Ce qu’un indépendant kényan maîtrise réellement en 2026

  • Les revenus d’enregistrement sont la seule ligne qui n’est pas contestée. Les recettes de streaming et de téléchargement versées via un distributeur relèvent du contrat, pas du barème, et n’attendent aucune date d’audience.
  • Vérifiez quelle société détient votre inscription. Seules les factures émises par des organismes agréés par KECOBO étaient valables sur cette période. Un dossier déposé auprès de la mauvaise société ne vaut rien tant que les appels ne sont pas tranchés.
  • Suivez la migration vers eCitizen. Le Kenya a transféré la collecte des redevances de droit d’auteur sur la plateforme publique eCitizen, avec un objectif affiché de 70 % des sommes collectées reversées directement aux ayants droit.
  • Réglez les partages au moment de la livraison, pas après. Les disques d’arbantone et de gengetone accumulent les featurings et les samples. Un contributeur absent des métadonnées devient un impayable un an plus tard.
  • Ne livrez pas uniquement sur Spotify. Boomplay et Audiomack portent une part de l’écoute est-africaine qu’un classement Spotify de Nairobi ne reflète pas, et l’attraction transfrontalière du bongo flava vers le Kenya circule déjà sur ces rails.

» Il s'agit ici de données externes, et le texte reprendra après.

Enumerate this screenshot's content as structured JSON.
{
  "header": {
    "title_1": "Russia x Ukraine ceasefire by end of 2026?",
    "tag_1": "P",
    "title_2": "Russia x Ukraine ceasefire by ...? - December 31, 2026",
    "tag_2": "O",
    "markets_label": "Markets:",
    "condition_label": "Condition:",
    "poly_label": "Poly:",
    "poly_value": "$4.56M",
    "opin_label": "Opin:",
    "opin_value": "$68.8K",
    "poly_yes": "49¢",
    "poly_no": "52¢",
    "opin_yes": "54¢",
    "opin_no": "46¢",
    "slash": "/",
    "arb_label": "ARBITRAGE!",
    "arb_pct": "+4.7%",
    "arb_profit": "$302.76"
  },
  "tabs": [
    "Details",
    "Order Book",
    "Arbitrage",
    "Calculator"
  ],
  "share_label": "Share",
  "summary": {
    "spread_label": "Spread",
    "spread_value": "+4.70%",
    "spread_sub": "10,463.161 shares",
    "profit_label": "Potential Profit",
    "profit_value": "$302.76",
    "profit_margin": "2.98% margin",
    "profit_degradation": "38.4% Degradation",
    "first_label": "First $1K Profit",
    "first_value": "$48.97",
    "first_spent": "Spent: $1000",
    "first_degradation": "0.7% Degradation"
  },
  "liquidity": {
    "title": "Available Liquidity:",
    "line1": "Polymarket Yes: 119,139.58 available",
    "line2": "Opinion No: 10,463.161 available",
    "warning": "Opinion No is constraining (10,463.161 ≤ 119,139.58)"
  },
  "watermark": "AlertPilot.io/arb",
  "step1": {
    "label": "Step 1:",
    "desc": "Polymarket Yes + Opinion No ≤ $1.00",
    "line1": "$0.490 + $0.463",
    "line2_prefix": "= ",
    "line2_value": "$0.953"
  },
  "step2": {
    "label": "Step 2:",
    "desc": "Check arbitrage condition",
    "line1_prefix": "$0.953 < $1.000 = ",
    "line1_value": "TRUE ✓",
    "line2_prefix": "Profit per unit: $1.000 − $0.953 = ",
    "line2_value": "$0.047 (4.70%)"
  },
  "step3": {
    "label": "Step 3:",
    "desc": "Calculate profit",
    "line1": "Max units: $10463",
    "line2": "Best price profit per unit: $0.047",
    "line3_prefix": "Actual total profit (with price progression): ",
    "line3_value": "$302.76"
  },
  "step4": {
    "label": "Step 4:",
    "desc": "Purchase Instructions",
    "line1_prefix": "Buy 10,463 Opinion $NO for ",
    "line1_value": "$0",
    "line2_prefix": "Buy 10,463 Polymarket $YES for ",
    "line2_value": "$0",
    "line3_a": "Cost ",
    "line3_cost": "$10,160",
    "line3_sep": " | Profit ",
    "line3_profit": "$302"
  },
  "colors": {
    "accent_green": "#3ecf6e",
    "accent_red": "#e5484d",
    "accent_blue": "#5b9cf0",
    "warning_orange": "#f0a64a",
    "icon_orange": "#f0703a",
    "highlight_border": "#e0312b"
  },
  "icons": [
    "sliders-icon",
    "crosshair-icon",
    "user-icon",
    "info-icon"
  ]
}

La demande kényane est démontrée, et les chiffres de Spotify eux-mêmes indiquent que le public y est plus jeune que partout ailleurs sur le continent. Ses circuits de collecte domestiques restent, pour l’instant, une question juridique ouverte.

Cet écart est l’argument concret en faveur d’une présence sur plus de plateformes que Spotify seul, de métadonnées de livraison propres et de partages de redevances qu’un artiste peut lire ligne par ligne dans un tableau de bord, plutôt que déduire d’un relevé de distribution qui tombe une fois par an.